До двери было всего три-четыре шага, пока тетя проходила это короткое расстояние, она всячески стремилась показать, что не смутилась и не потеряла свой авторитет. Она выпрямила спину и с гордо поднятой головой неторопливо вышла из комнаты. Дверь с грохотом закрылась.
Слова тети эхом отдавались в моей голове. Я опять повернулся к маме и спросил:
— Мама, тетя пришла меня сожрать. Что мне делать? Поддаться или сожрать ее самому?
Мама ничего не отвечала. Она улыбнулась, растянув свои алые, как у Джокера, губы, — мол, делай, как хочешь.
Я повернулся и закрыл тетрадь, оставив непрочитанными несколько страниц. Пусть я сгорал от любопытства узнать, что же такого произошло в «тот день», сейчас не время заниматься чтением. Я убрал тетрадь в ящик стола и оделся во все черное: трусы, тренировочные штаны и футболка. Задвинул жалюзи и босиком стал бесшумно спускаться по лестнице.
Тети не было ни в гостиной, ни на веранде, ни на кухне. Комната мамы была заперта, а причин входить в комнату Хэчжина у нее не было. Я подумал, что она в ванной около прихожей, и прислушался — ни звука. На стойке лежали светлое серое пальто и синяя кожаная сумка, больше похожая на короб для доставки товаров. Она была огромной и крепкой, в ней легко поместилось бы пять порций лапши чачжанмен.
Вдруг я вспомнил прочитанную мной когда-то фразу. Залезть женщине в сумку все равно что заглянуть ей в душу. Меня так и тянуло залезть к ней в сумку, я никогда так не интересовался тетиной душой. Что это за душа такая, которая своими проницательными глазами разглядела в картинке шестилетнего мальчика убийцу матери? Что это за душа, которая вынесла девятилетнему племяннику приговор — хищник? Что за морда у души, которая полностью разрушила жизнь человека под предлогом лечения? Что за сердце у души, которая посмела одна прийти на территорию хищника?
Рядом с «тетиной душой» лежала коробка. Сквозь пластик наверху виднелось ее содержимое — торт размером с гамбургер. Я прошел мимо обеденного стола и через кухню направился к веранде, где стояла стиральная машина. Я двигался беззвучно, затаив дыхание, но в голове стоял шум — Оптимист и Реалист впервые за долгое время стали союзниками и в унисон кричали.
Тетя стояла перед стиральной машиной. Голова вытянута вперед и наклонена немного с сторону, глаза через стеклянную дверь разглядывают содержимое стиральной машины. Зеленые огоньки на панели не горели. Наверно, стирка давно закончилась. Я, держа руки за спиной, встал за тетей. Я чувствовал себя в привычных обстоятельствах — разве что не было тумана и я был дома. Я молча наблюдал за тетей, которая открыла дверцу стиральной машины, пошарила внутри и, схватив конец одеяла, резко вынула его наружу. У меня руки зачесались пнуть ее ногой под зад, запихнуть в стиральную машину и закрыть дверцу.

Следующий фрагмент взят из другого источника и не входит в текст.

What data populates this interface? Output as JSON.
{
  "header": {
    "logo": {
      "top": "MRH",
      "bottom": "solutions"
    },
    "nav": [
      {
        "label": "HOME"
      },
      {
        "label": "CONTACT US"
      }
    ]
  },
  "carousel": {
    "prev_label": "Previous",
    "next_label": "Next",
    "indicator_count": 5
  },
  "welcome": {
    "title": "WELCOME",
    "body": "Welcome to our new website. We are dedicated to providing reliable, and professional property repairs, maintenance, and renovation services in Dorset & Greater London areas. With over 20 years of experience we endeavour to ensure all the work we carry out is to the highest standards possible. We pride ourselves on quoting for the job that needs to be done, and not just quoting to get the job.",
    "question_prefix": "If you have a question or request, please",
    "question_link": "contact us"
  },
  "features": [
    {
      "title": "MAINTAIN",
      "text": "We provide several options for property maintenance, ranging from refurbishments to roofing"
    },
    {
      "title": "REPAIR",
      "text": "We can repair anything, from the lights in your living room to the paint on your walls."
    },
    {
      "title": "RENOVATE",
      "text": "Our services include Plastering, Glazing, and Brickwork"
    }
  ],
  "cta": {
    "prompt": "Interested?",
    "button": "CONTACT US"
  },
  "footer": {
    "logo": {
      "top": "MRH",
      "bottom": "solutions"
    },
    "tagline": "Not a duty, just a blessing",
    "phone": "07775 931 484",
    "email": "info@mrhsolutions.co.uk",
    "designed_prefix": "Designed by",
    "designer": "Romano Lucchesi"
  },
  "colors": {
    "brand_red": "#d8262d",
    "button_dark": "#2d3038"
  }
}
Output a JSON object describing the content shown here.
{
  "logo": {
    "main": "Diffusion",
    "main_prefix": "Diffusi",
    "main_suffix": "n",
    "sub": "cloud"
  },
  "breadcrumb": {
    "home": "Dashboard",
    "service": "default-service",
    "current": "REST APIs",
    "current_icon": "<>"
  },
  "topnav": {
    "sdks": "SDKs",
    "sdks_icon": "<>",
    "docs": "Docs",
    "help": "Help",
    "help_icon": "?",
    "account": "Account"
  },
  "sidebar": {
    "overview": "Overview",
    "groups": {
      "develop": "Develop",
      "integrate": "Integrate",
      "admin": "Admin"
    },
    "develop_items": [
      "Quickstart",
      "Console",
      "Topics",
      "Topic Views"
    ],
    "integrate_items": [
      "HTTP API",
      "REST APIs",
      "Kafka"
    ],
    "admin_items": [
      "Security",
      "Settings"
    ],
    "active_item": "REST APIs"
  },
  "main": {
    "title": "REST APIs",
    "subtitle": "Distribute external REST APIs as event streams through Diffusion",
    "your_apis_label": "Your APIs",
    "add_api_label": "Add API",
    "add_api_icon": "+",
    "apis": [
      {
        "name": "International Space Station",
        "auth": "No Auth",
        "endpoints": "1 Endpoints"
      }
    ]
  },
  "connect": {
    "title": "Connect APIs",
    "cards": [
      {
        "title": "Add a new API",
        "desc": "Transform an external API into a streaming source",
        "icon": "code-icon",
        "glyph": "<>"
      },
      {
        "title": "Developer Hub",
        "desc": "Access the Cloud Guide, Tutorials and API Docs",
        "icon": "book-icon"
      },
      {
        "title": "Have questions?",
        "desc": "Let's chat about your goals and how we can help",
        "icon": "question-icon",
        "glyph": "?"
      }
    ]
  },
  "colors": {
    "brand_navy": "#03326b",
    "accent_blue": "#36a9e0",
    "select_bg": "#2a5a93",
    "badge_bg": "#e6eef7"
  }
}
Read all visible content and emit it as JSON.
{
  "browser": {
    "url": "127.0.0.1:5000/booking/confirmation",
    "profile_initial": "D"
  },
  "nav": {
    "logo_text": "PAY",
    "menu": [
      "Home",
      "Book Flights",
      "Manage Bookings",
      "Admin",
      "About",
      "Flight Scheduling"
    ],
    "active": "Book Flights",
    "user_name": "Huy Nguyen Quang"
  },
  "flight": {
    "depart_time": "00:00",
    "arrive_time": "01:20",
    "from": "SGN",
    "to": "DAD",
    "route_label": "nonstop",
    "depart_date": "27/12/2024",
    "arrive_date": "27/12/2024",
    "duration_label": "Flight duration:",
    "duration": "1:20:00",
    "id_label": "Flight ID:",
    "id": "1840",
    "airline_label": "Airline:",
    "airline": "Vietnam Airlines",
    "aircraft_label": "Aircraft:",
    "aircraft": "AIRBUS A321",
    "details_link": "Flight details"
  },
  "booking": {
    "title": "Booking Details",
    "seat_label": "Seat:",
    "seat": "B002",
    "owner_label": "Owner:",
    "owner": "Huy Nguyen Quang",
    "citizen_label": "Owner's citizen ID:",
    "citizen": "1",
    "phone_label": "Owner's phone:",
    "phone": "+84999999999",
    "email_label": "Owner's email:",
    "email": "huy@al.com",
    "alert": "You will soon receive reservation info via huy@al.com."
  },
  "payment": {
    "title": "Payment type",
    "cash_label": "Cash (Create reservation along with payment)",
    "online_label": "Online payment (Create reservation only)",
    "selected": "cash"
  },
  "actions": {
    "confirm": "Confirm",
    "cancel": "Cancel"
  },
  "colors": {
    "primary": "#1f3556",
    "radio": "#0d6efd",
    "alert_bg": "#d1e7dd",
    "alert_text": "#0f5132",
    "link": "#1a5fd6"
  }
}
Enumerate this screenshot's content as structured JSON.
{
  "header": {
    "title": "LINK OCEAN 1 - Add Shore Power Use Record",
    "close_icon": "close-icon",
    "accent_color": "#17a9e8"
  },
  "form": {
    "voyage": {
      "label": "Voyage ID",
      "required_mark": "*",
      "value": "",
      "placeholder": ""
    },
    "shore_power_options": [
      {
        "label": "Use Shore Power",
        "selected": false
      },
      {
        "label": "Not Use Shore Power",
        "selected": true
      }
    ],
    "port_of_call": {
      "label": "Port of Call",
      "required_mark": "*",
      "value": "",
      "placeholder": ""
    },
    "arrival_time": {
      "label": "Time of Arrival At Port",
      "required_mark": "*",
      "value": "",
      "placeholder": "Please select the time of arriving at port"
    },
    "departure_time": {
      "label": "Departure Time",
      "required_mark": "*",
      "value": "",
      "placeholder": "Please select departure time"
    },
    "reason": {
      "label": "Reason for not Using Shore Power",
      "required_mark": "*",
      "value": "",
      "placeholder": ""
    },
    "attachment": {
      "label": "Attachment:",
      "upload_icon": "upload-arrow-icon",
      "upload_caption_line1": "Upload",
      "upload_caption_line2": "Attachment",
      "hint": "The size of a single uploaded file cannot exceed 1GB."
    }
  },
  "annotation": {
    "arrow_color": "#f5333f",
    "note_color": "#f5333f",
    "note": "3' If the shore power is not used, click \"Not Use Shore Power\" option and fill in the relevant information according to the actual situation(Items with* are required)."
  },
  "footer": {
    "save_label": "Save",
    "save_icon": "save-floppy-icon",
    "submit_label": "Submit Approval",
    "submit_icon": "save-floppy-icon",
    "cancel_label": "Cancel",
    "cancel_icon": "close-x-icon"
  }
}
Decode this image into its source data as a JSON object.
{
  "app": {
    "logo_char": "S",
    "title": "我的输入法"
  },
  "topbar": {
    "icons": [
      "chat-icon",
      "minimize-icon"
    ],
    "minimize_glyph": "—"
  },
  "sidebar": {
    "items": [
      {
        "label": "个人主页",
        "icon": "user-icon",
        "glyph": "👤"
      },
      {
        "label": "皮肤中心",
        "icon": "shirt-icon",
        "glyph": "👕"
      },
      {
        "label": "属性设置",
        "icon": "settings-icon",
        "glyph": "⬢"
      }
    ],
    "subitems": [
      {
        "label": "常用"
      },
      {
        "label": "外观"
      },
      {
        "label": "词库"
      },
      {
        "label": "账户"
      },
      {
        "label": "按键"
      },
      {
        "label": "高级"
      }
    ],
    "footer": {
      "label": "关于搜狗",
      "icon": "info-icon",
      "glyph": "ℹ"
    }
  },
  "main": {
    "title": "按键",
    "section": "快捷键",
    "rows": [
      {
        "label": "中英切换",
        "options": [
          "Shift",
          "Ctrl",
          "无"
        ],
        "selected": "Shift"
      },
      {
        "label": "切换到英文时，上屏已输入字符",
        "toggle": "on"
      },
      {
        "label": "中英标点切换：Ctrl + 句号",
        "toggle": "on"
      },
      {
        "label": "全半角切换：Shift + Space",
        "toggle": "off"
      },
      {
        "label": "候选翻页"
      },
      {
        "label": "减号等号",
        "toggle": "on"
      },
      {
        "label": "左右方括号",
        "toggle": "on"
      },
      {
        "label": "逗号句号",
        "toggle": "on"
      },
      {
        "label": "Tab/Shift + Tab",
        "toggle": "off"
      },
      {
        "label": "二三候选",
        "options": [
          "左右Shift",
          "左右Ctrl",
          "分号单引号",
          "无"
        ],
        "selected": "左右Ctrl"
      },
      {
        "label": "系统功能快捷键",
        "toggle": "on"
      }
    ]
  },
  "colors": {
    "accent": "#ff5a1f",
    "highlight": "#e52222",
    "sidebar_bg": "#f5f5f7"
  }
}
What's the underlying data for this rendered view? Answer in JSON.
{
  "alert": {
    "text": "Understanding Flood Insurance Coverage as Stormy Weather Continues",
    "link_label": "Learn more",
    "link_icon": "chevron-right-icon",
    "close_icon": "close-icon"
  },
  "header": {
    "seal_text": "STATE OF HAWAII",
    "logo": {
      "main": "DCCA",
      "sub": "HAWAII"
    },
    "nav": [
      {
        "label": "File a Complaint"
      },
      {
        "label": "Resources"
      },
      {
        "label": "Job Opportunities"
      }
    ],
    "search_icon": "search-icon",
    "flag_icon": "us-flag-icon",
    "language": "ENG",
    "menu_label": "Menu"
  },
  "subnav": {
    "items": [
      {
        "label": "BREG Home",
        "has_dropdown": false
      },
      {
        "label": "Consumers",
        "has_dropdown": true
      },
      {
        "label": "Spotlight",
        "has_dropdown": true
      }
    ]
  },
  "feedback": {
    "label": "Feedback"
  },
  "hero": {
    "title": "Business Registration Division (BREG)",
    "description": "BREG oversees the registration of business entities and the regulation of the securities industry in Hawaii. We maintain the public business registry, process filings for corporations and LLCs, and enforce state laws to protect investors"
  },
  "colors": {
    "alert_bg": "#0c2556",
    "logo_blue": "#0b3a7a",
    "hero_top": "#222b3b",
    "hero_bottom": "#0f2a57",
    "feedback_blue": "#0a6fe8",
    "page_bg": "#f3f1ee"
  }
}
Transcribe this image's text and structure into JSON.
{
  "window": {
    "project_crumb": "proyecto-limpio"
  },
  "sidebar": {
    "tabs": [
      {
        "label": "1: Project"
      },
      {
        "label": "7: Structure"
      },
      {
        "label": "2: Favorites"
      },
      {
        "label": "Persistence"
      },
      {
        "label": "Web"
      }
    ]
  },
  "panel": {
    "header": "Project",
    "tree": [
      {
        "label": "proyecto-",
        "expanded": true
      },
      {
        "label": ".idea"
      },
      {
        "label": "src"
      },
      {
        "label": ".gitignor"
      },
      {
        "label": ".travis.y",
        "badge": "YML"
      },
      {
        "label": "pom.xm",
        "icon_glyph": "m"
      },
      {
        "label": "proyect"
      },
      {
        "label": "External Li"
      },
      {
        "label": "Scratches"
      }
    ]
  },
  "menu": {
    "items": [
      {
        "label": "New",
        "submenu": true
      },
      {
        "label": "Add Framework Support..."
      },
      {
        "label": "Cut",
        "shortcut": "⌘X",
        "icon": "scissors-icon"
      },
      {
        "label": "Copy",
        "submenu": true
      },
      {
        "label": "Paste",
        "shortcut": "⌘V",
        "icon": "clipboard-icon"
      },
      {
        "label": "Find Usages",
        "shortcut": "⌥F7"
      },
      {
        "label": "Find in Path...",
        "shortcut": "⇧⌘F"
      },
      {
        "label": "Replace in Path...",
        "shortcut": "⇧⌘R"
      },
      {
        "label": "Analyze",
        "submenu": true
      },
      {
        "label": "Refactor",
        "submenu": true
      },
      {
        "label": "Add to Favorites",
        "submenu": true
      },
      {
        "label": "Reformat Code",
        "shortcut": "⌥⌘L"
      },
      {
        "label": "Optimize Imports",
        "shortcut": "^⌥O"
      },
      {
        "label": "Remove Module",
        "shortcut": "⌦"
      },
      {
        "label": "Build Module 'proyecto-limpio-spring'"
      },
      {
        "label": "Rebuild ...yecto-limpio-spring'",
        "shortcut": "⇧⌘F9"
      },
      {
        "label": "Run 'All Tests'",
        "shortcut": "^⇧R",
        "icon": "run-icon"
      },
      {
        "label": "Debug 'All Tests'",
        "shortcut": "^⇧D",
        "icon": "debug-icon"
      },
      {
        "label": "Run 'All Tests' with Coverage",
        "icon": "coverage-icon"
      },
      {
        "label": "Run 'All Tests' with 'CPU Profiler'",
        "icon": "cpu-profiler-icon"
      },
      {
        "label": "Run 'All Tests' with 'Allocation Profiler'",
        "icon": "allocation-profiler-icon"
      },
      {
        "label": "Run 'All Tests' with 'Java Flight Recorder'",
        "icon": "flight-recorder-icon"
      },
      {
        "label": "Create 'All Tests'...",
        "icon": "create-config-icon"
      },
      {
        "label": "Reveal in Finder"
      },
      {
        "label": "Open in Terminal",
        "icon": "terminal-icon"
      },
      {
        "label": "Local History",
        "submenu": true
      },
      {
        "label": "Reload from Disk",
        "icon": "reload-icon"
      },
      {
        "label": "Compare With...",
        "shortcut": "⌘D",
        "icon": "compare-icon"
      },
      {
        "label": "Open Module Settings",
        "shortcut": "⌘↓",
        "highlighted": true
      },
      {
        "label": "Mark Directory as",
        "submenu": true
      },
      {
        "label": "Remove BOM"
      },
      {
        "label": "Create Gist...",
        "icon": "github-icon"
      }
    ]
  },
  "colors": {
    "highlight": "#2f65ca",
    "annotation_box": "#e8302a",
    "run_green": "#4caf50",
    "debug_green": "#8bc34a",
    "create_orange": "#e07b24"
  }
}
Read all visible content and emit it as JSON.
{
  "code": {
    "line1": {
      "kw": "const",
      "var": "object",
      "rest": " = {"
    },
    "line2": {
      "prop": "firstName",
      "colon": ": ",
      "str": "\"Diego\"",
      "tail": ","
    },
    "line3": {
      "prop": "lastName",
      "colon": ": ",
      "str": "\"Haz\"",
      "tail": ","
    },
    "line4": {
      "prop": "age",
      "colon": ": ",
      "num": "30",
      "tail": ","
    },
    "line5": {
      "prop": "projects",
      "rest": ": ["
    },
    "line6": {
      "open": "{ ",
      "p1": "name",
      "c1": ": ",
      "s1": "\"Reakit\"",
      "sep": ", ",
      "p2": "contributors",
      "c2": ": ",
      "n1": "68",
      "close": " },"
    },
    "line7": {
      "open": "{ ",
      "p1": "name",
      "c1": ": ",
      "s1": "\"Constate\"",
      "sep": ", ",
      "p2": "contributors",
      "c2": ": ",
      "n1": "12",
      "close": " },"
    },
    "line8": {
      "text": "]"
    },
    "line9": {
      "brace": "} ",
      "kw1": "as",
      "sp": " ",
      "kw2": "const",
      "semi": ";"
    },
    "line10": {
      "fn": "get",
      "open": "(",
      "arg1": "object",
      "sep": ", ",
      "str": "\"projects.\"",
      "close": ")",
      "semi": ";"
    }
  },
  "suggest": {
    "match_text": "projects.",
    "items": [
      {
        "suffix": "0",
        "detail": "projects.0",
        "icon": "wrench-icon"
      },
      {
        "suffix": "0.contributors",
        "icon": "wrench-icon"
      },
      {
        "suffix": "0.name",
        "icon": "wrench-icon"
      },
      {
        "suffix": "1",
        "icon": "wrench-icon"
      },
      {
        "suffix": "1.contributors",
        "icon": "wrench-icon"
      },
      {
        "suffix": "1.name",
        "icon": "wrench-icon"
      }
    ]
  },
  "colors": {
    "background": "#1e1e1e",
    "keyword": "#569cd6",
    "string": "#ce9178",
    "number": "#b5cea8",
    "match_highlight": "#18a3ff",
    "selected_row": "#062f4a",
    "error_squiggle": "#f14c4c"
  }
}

— Что ты делаешь? — спросил я.
Рука тети резко остановилась, а плечи слегка дернулись. Будь на ее месте мама, она бы широко открыла глаза и громко крикнула мне: «Не подкрадывайся за спиной».
— С чего это ты вдруг постирал одеяло?
Тетя медленно убрала руку и обернулась. Выражение ее лица было спокойным, словно она с самого начала знала, что я был у нее за спиной. Угол одеяла, который она вытянула из стиральной машины, шлепнулся вниз, как рука мертвеца.
— Ты что, описался во сне?
По лицу тети скользнула улыбка, словно ей понравилась эта шутка. Я тоже улыбнулся.
— Ты пришла помочь нам по дому, пока мама в отъезде?
— Нет, я услышала, как запищала стиралка, и просто подошла сюда взглянуть.
Тетя посмотрела на стиральную машину, а потом снова перевела взгляд на меня.
— Стирка же закончилась, верно?
— Оставь, я сам.
Повернувшись полубоком, я отошел от входа на веранду. Скорее выходи, сука.
— Ну, ладно.
Тетя отошла от машинки. Мы стояли с ней лицом к лицу у входа на веранду и мило улыбались друг другу. Тетя просканировала взглядом мою черную одежду, а я смотрел на ее морщинистую шею, похожую на хобот слона. Вдруг я вспомнил прошлые новогодние каникулы, которые мы провели в Японии у горячих источников в Кусацу.